The hinges can be screwed from the outside right into the vertical boards, but we placed the horizontal 2x4s where the hinges are located for extra support. the 2x4s you installed to re-enforce the door frame in step one support the other side of the hinge when you screw them into it.
Install the doors and then put on the door latch once they are swinging nicely.
Put pieces of base boards on the bottom of the doors to match the outside of the rest of the shed, and we put another one up the edge of the right door to cover the gap in the doors, and to prevent them from closing in too much into the inside of the shed. We had to use two pieces with a gap where the latch is. You could make this fancier if you want.
Step 7: Vertical Gap Fixing Boards
Now since the gaps in the vertical boards all around might have some gaps, we cut a bunch of 1x2's the height of the vertical boards (minus the baseboard) and screwed them right into the vertical boards (just one screw top, mid, and bottom) to make everything look intentional, and cover up any mistakes. Painting the shed black first would have been smart too...but afterthoughs right?
Step 8: Final Touches and Suggestions for More Fanciness.
At the end, we attached some dollar store hanging basket supports, and put in two baskets of nice plants for that illusion of sophistication.
You can make the shed fancier if you want, but it looks pretty good at this point.
We think we might add a small strap along the roof line of wood, so you cant see the tin at the front.

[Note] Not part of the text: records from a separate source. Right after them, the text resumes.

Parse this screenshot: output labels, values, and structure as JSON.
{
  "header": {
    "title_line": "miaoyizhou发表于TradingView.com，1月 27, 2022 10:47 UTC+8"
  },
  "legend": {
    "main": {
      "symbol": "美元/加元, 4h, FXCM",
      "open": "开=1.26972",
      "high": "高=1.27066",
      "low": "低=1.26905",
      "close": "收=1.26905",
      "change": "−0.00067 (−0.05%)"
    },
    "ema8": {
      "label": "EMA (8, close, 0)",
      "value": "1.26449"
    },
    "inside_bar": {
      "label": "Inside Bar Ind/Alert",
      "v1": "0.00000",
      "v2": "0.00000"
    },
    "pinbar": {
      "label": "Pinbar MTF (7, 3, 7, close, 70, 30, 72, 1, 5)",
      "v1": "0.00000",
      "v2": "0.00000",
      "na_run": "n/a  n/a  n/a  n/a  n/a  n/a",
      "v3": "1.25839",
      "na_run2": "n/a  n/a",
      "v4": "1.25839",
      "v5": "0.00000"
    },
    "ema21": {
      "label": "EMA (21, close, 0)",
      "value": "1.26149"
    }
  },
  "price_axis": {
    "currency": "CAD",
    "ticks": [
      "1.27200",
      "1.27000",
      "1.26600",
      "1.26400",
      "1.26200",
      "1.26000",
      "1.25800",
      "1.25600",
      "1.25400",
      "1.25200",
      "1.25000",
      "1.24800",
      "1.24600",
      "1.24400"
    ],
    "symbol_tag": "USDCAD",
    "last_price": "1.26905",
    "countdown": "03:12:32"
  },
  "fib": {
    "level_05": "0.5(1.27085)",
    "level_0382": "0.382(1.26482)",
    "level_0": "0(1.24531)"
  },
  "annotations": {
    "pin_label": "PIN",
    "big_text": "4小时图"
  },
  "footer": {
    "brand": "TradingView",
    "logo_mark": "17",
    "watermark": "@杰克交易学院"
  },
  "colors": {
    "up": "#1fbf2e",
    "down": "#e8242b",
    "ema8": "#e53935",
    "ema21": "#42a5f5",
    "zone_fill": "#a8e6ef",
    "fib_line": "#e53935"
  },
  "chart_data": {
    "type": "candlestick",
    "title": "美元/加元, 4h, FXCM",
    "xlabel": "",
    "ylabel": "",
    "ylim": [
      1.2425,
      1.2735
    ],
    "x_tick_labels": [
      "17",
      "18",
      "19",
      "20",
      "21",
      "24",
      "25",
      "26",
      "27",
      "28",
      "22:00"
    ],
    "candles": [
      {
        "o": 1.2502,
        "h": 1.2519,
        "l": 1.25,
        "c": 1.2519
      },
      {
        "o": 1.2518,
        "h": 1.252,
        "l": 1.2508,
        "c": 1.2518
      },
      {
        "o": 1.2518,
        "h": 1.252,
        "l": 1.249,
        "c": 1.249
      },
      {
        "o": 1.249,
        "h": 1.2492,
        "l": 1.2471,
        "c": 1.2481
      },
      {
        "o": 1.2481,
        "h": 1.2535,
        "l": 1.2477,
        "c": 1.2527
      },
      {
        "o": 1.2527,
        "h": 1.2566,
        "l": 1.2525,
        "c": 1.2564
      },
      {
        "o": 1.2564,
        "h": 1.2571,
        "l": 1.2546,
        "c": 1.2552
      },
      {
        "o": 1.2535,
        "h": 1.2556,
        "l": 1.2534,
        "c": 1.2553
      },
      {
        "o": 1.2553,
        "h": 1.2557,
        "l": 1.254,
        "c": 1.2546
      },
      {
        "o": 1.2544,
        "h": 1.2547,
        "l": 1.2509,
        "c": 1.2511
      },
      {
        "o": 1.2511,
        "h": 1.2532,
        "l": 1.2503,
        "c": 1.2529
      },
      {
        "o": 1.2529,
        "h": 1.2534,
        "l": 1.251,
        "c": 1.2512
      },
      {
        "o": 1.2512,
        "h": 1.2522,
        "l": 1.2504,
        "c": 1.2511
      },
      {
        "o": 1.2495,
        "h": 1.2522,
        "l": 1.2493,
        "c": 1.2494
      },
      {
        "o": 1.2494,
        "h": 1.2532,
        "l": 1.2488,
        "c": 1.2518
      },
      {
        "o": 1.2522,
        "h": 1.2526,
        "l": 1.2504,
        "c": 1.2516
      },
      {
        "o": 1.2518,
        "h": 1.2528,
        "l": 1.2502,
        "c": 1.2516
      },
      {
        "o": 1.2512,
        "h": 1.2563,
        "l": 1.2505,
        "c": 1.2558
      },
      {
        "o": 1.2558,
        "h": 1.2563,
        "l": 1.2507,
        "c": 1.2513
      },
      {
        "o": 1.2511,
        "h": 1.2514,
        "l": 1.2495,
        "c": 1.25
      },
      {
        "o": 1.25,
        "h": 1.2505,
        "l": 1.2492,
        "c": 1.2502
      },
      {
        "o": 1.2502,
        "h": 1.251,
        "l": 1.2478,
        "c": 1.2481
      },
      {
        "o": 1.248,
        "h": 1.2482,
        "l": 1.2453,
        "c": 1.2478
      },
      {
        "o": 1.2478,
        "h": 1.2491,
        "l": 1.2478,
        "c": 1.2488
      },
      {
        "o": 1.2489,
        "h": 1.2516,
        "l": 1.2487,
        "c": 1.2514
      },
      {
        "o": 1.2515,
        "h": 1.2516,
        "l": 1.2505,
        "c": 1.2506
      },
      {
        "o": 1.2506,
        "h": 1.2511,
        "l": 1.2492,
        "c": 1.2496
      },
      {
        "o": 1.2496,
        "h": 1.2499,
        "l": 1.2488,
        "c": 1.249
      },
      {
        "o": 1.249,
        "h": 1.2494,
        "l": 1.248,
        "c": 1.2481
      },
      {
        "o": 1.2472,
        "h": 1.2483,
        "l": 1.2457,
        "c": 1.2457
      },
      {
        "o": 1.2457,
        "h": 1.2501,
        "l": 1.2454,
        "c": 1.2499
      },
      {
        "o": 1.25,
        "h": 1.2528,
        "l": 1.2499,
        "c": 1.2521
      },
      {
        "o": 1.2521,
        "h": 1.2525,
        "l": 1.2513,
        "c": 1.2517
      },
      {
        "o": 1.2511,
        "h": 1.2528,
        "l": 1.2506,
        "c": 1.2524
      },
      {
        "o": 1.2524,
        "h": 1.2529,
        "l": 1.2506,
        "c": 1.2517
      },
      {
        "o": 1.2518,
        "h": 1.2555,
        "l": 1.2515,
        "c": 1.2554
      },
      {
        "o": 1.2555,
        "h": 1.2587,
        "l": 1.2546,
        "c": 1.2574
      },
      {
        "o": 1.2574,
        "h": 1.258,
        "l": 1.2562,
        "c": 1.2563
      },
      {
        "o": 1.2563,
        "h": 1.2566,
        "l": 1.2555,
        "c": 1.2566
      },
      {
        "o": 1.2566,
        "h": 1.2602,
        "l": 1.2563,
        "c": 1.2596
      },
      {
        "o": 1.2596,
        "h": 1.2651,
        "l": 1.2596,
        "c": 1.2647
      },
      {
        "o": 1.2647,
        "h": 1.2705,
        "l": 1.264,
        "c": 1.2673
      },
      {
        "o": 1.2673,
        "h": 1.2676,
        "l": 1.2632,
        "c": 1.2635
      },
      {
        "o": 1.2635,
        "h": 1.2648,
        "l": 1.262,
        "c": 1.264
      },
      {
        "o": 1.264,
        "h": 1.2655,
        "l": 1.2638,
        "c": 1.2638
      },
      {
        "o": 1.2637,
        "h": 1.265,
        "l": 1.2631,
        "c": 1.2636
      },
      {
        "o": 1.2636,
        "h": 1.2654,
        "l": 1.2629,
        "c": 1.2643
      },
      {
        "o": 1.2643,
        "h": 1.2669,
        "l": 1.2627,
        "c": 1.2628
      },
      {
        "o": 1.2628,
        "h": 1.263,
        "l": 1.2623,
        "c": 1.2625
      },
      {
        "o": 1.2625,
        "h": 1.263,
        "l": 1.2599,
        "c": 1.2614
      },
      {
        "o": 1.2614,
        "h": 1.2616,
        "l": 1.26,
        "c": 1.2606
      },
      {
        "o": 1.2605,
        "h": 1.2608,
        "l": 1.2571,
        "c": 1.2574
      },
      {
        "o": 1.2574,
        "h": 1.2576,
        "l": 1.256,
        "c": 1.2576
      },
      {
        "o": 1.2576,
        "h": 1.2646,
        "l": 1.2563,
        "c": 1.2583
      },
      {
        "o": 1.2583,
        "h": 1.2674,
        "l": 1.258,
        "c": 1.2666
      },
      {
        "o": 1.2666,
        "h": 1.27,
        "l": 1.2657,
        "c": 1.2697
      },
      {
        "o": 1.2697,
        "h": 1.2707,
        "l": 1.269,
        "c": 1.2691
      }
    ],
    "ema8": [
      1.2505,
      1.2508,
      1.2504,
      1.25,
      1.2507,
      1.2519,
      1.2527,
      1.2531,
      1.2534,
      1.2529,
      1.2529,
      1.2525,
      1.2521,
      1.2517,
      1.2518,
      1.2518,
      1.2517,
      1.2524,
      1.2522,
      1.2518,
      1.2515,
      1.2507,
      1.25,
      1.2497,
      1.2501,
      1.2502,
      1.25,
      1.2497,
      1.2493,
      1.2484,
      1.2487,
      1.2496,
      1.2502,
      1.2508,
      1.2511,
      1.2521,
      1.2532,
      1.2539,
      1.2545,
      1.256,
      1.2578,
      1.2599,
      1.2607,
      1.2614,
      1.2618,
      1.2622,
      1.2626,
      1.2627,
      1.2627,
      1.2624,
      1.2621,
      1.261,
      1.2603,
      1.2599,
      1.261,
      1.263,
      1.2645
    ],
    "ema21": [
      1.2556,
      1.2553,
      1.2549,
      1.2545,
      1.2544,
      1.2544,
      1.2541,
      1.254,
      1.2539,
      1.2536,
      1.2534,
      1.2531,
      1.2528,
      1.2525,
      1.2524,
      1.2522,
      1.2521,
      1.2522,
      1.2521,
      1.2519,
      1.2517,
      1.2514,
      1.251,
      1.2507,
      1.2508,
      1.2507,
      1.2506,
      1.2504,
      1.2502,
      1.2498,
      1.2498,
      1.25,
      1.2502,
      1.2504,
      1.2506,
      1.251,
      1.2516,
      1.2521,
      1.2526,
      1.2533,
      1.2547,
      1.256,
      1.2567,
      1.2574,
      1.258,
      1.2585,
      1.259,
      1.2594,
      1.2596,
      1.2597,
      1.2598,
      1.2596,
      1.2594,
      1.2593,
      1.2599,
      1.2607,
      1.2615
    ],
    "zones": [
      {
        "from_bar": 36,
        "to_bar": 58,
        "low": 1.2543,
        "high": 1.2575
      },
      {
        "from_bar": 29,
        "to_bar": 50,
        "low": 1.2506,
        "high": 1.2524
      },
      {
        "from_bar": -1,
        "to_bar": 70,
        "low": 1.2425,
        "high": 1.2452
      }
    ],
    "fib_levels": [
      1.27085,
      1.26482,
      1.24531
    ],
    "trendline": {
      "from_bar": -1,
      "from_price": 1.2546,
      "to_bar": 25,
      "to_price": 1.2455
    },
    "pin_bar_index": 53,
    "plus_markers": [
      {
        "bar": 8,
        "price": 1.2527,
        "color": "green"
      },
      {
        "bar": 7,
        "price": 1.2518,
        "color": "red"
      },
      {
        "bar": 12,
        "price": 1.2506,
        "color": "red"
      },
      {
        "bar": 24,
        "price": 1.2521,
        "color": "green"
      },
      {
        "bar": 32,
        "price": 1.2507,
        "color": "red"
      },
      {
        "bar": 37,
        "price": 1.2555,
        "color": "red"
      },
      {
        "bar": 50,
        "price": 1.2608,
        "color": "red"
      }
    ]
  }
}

Other suggested upgrades include gingerbread on the roof peek. Some old window frames backed with old or dollar store mirrors screwed onto the walls. Window boxes would be a nice touch.
A trellis or two can also be easily attached.
We didnt want to make the roof leak by screwing into it, and because it was out of sight, we left it, but you could maybe use some plywood sheets on either side held together with hinges or metal straps, tack in some cedar shakes onto the plywood and then just set it on top if you are into that.